Washington, May 27 (EFE).- The U.S. Supreme Court ruled Tuesday that, besides IQ, other parameters must be taken into account to determine whether a convict is mentally disabled when making decisions about eligibility for execution.

By a 5-4 vote, the justices struck down a Florida law barring the classification of anyone with an IQ of 70 or above as mentally disabled.

The high court demands that Florida apply an error margin to its IQ exams, as stipulated by medical standards, and thus make the requirements stricter for carrying out executions.

"Florida's rule disregards established medical practice in two interrelated ways: It takes an IQ score as final and conclusive evidence of a defendant's intellectual capacity, when experts would consider other evidence; and it relies on a purportedly scientific measurement of a defendant's abilities, while refusing to recognize that measurement's inherent imprecision," Justice Anthony Kennedy wrote in the majority opinion.

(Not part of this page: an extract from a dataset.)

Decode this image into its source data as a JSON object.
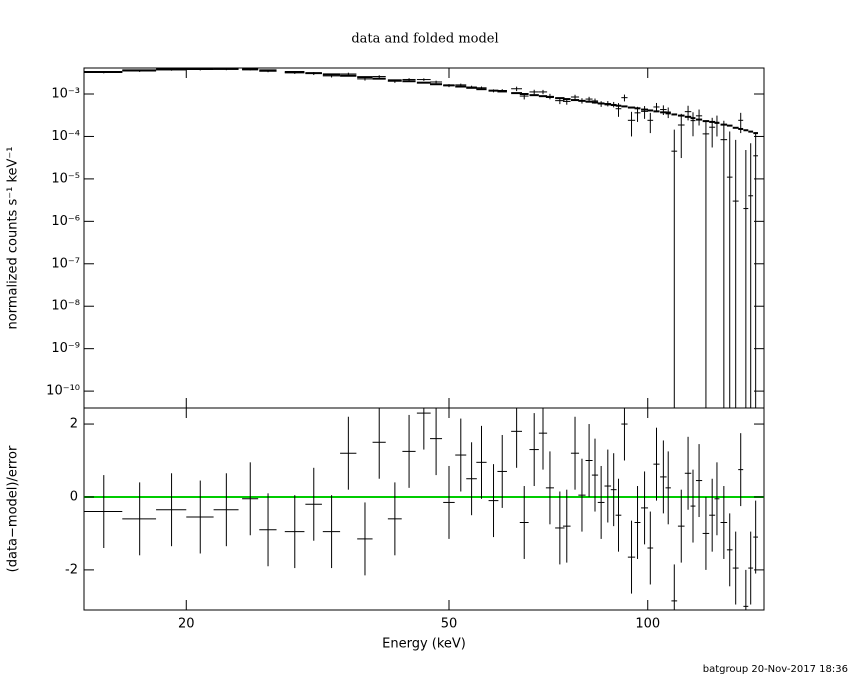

The case in question, Hall v. Florida, involves the death sentence handed down against Freddie Hall for the 1978 murder of Karol Hurst, a 21-year-old woman who was pregnant when she was killed.

Hall was sentenced to death and in 1999 he scored between 71 and 80 on IQ tests, although later new exams found him to have an IQ of between 71 and 75.

The Supreme Court decided in 2002 in another case that it is unconstitutional to execute a person who is mentally disabled.

Although the death sentence is on the books in more than 30 states, the number of executions in the country has been falling gradually in recent years, from a high of 98 in 1999 to 38 in 2013, according to figures provided by the Death Penalty Information Center.